Генерал слушал и запоминал, но не старался понять услышанного. Он был уверен, что пройдет немало эпох до того, как ему лишь покажется, что он хоть что-то усвоил из сказанного.
— Какие сны тебе снятся, воин? — спросил, неожиданно, мудрец.
— Разные, — ответил генерал.
— А есть ли те, что видеть больнее всего или наоборот… приятнее?
Он задумался.
— Есть такой, — генерал прикрыл глаза, вспоминая сон. — я в нем иду по городу, среди странных дворцов и еще более чудных зданий. По берегу, укрытому серым камнем, о который бьется черная река. Там дует северный ветер и люди никуда не торопятся.
— Ты видел такой город через пруд отражений где-то в Безымянном Мире?
Разумеется, от Ляо Феня не скрылся тот факт, что многие дни и годы после окончания войны у Врат, генерал проводил в саду Дергера, рассматривая отражения в пруду.
Говорят, что тот мог не только показать любое место в Безымянном Мире, но и привести туда.

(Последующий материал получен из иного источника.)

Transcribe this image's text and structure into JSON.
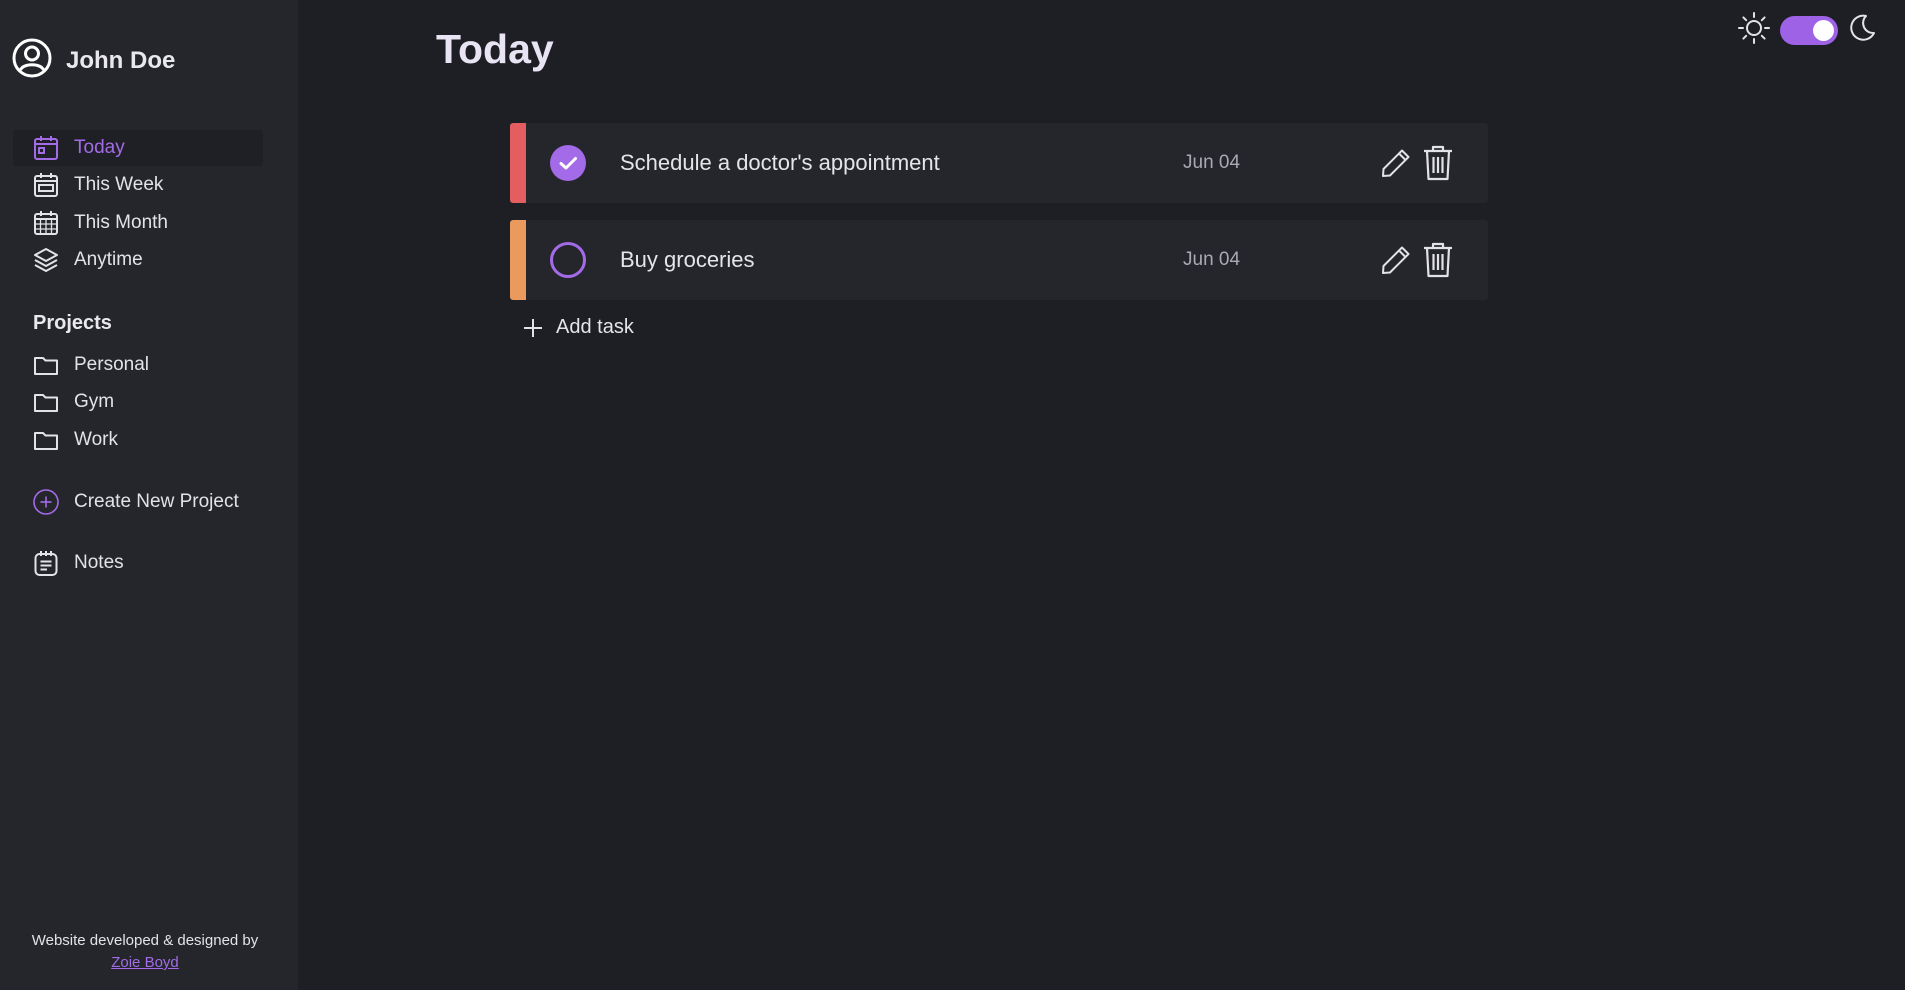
{
  "user": {
    "name": "John Doe"
  },
  "nav": {
    "items": [
      {
        "label": "Today",
        "icon": "calendar-day-icon",
        "active": true
      },
      {
        "label": "This Week",
        "icon": "calendar-week-icon",
        "active": false
      },
      {
        "label": "This Month",
        "icon": "calendar-month-icon",
        "active": false
      },
      {
        "label": "Anytime",
        "icon": "layers-icon",
        "active": false
      }
    ]
  },
  "projects": {
    "title": "Projects",
    "items": [
      {
        "label": "Personal",
        "icon": "folder-icon"
      },
      {
        "label": "Gym",
        "icon": "folder-icon"
      },
      {
        "label": "Work",
        "icon": "folder-icon"
      }
    ],
    "create_label": "Create New Project"
  },
  "notes": {
    "label": "Notes"
  },
  "footer": {
    "text": "Website developed & designed by",
    "link": "Zoie Boyd"
  },
  "page": {
    "title": "Today"
  },
  "theme": {
    "mode": "dark",
    "accent": "#a36be8"
  },
  "tasks": [
    {
      "title": "Schedule a doctor's appointment",
      "date": "Jun 04",
      "completed": true,
      "priority_color": "#e35d61"
    },
    {
      "title": "Buy groceries",
      "date": "Jun 04",
      "completed": false,
      "priority_color": "#e99a5c"
    }
  ],
  "add_task": {
    "label": "Add task"
  }
}
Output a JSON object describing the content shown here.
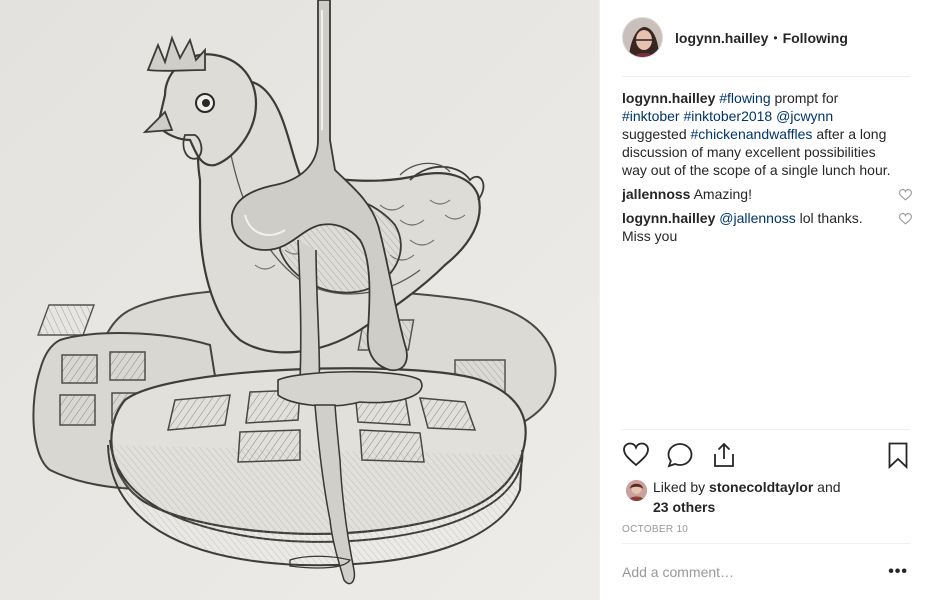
{
  "header": {
    "username": "logynn.hailley",
    "separator": "•",
    "follow_status": "Following"
  },
  "caption": {
    "username": "logynn.hailley",
    "parts": [
      {
        "text": " ",
        "tag": false
      },
      {
        "text": "#flowing",
        "tag": true
      },
      {
        "text": " prompt for ",
        "tag": false
      },
      {
        "text": "#inktober",
        "tag": true
      },
      {
        "text": " ",
        "tag": false
      },
      {
        "text": "#inktober2018",
        "tag": true
      },
      {
        "text": " ",
        "tag": false
      },
      {
        "text": "@jcwynn",
        "tag": true
      },
      {
        "text": " suggested ",
        "tag": false
      },
      {
        "text": "#chickenandwaffles",
        "tag": true
      },
      {
        "text": " after a long discussion of many excellent possibilities way out of the scope of a single lunch hour.",
        "tag": false
      }
    ]
  },
  "comments": [
    {
      "username": "jallennoss",
      "text": "Amazing!"
    },
    {
      "username": "logynn.hailley",
      "mention": "@jallennoss",
      "text": " lol thanks. Miss you"
    }
  ],
  "likes": {
    "prefix": "Liked by ",
    "liker": "stonecoldtaylor",
    "and": " and",
    "others": "23 others"
  },
  "date": "OCTOBER 10",
  "add_comment": {
    "placeholder": "Add a comment…",
    "more": "•••"
  },
  "colors": {
    "text": "#262626",
    "link": "#003569",
    "muted": "#999999",
    "divider": "#efefef",
    "image_bg": "#e9e7e3"
  },
  "icons": [
    "heart-icon",
    "comment-icon",
    "share-icon",
    "bookmark-icon",
    "more-options-icon"
  ]
}
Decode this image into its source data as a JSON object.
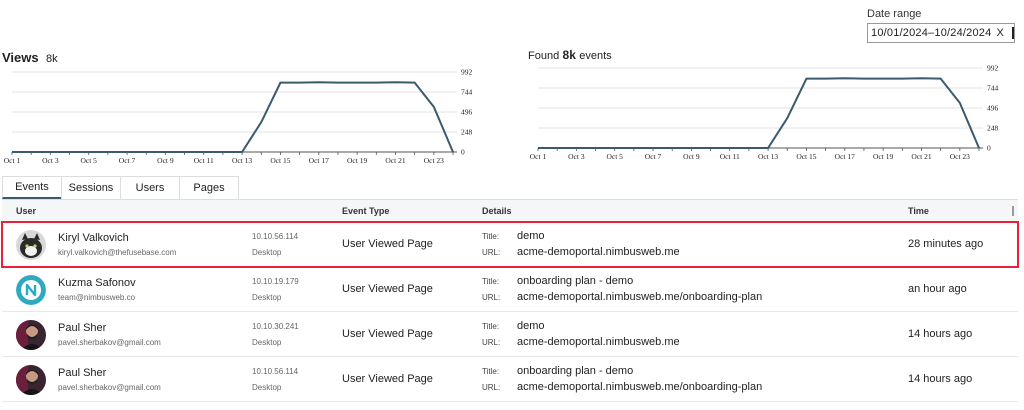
{
  "date_range": {
    "label": "Date range",
    "start": "10/01/2024",
    "separator": "–",
    "end": "10/24/2024",
    "clear_label": "X",
    "icon": "calendar-icon"
  },
  "chart_data": [
    {
      "type": "line",
      "title": "Views",
      "subtitle": "8k",
      "x": [
        "Oct 1",
        "Oct 2",
        "Oct 3",
        "Oct 4",
        "Oct 5",
        "Oct 6",
        "Oct 7",
        "Oct 8",
        "Oct 9",
        "Oct 10",
        "Oct 11",
        "Oct 12",
        "Oct 13",
        "Oct 14",
        "Oct 15",
        "Oct 16",
        "Oct 17",
        "Oct 18",
        "Oct 19",
        "Oct 20",
        "Oct 21",
        "Oct 22",
        "Oct 23",
        "Oct 24"
      ],
      "x_tick_labels": [
        "Oct 1",
        "Oct 3",
        "Oct 5",
        "Oct 7",
        "Oct 9",
        "Oct 11",
        "Oct 13",
        "Oct 15",
        "Oct 17",
        "Oct 19",
        "Oct 21",
        "Oct 23"
      ],
      "series": [
        {
          "values": [
            0,
            0,
            0,
            0,
            0,
            0,
            0,
            0,
            0,
            0,
            0,
            0,
            0,
            370,
            860,
            860,
            865,
            860,
            860,
            860,
            865,
            860,
            560,
            0
          ],
          "color": "#3b5a6e"
        }
      ],
      "y_ticks": [
        0,
        248,
        496,
        744,
        992
      ],
      "ylim": [
        0,
        992
      ],
      "grid": true,
      "y_axis_side": "right"
    },
    {
      "type": "line",
      "title_prefix": "Found",
      "title_count": "8k",
      "title_suffix": "events",
      "x": [
        "Oct 1",
        "Oct 2",
        "Oct 3",
        "Oct 4",
        "Oct 5",
        "Oct 6",
        "Oct 7",
        "Oct 8",
        "Oct 9",
        "Oct 10",
        "Oct 11",
        "Oct 12",
        "Oct 13",
        "Oct 14",
        "Oct 15",
        "Oct 16",
        "Oct 17",
        "Oct 18",
        "Oct 19",
        "Oct 20",
        "Oct 21",
        "Oct 22",
        "Oct 23",
        "Oct 24"
      ],
      "x_tick_labels": [
        "Oct 1",
        "Oct 3",
        "Oct 5",
        "Oct 7",
        "Oct 9",
        "Oct 11",
        "Oct 13",
        "Oct 15",
        "Oct 17",
        "Oct 19",
        "Oct 21",
        "Oct 23"
      ],
      "series": [
        {
          "values": [
            0,
            0,
            0,
            0,
            0,
            0,
            0,
            0,
            0,
            0,
            0,
            0,
            0,
            370,
            860,
            860,
            865,
            860,
            860,
            860,
            865,
            860,
            560,
            0
          ],
          "color": "#3b5a6e"
        }
      ],
      "y_ticks": [
        0,
        248,
        496,
        744,
        992
      ],
      "ylim": [
        0,
        992
      ],
      "grid": true,
      "y_axis_side": "right"
    }
  ],
  "tabs": [
    {
      "label": "Events",
      "active": true
    },
    {
      "label": "Sessions",
      "active": false
    },
    {
      "label": "Users",
      "active": false
    },
    {
      "label": "Pages",
      "active": false
    }
  ],
  "table": {
    "headers": {
      "user": "User",
      "event_type": "Event Type",
      "details": "Details",
      "time": "Time"
    },
    "rows": [
      {
        "name": "Kiryl Valkovich",
        "email": "kiryl.valkovich@thefusebase.com",
        "ip": "10.10.56.114",
        "device": "Desktop",
        "event_type": "User Viewed Page",
        "title_label": "Title:",
        "title": "demo",
        "url_label": "URL:",
        "url": "acme-demoportal.nimbusweb.me",
        "time": "28 minutes ago",
        "avatar": "cat-avatar",
        "selected": true
      },
      {
        "name": "Kuzma Safonov",
        "email": "team@nimbusweb.co",
        "ip": "10.10.19.179",
        "device": "Desktop",
        "event_type": "User Viewed Page",
        "title_label": "Title:",
        "title": "onboarding plan - demo",
        "url_label": "URL:",
        "url": "acme-demoportal.nimbusweb.me/onboarding-plan",
        "time": "an hour ago",
        "avatar": "nimbus-logo-avatar",
        "selected": false
      },
      {
        "name": "Paul Sher",
        "email": "pavel.sherbakov@gmail.com",
        "ip": "10.10.30.241",
        "device": "Desktop",
        "event_type": "User Viewed Page",
        "title_label": "Title:",
        "title": "demo",
        "url_label": "URL:",
        "url": "acme-demoportal.nimbusweb.me",
        "time": "14 hours ago",
        "avatar": "person-avatar",
        "selected": false
      },
      {
        "name": "Paul Sher",
        "email": "pavel.sherbakov@gmail.com",
        "ip": "10.10.56.114",
        "device": "Desktop",
        "event_type": "User Viewed Page",
        "title_label": "Title:",
        "title": "onboarding plan - demo",
        "url_label": "URL:",
        "url": "acme-demoportal.nimbusweb.me/onboarding-plan",
        "time": "14 hours ago",
        "avatar": "person-avatar",
        "selected": false
      }
    ]
  }
}
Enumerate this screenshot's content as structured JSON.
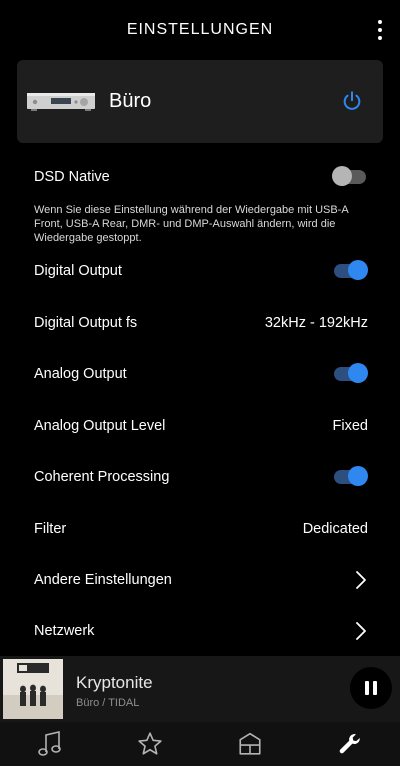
{
  "header": {
    "title": "EINSTELLUNGEN"
  },
  "device": {
    "name": "Büro"
  },
  "settings": {
    "dsd_native": {
      "label": "DSD Native",
      "on": false
    },
    "dsd_note": "Wenn Sie diese Einstellung während der Wiedergabe mit USB-A Front, USB-A Rear, DMR- und DMP-Auswahl ändern, wird die Wiedergabe gestoppt.",
    "digital_output": {
      "label": "Digital Output",
      "on": true
    },
    "digital_output_fs": {
      "label": "Digital Output fs",
      "value": "32kHz - 192kHz"
    },
    "analog_output": {
      "label": "Analog Output",
      "on": true
    },
    "analog_output_level": {
      "label": "Analog Output Level",
      "value": "Fixed"
    },
    "coherent_processing": {
      "label": "Coherent Processing",
      "on": true
    },
    "filter": {
      "label": "Filter",
      "value": "Dedicated"
    },
    "other_settings": {
      "label": "Andere Einstellungen"
    },
    "network": {
      "label": "Netzwerk"
    }
  },
  "now_playing": {
    "title": "Kryptonite",
    "subtitle": "Büro / TIDAL"
  },
  "colors": {
    "accent": "#2e88f0",
    "card_bg": "#1e1e1e",
    "background": "#000000"
  },
  "icons": {
    "more": "more-vertical-icon",
    "power": "power-icon",
    "chevron": "chevron-right-icon",
    "pause": "pause-icon",
    "nav": [
      "music-note-icon",
      "star-icon",
      "home-icon",
      "wrench-icon"
    ]
  }
}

Вот только генерал не знал, куда ему идти…
И, может, поэтому статую, в которую обратили жену Горшечника, поставили именно около Пруда? Чтобы мучить её отражениями всего того, что находилось за его пределами?
— Нет, — ответил генерал, не сводя взгляда с Кецаля, парящего где-то в вышине вселенной.
— Значит это то, что могло бы быть…
— Могло бы быть?
Ляо Фень кивнул.
— Мы видим возможное будущее, прошлое и настоящее не только себя самих, но и тех мест, где оказываемся, друг мой. И лишь Древо Жизни, живущее во снах, видит их сразу все.
— Оно видит сны? — удивился генерал. — Я думал Древо Жизни видит путь времени.
— Когда ты мгновения меряешь обрывками вечности, генерал, то сны и реальность перестают отличаться.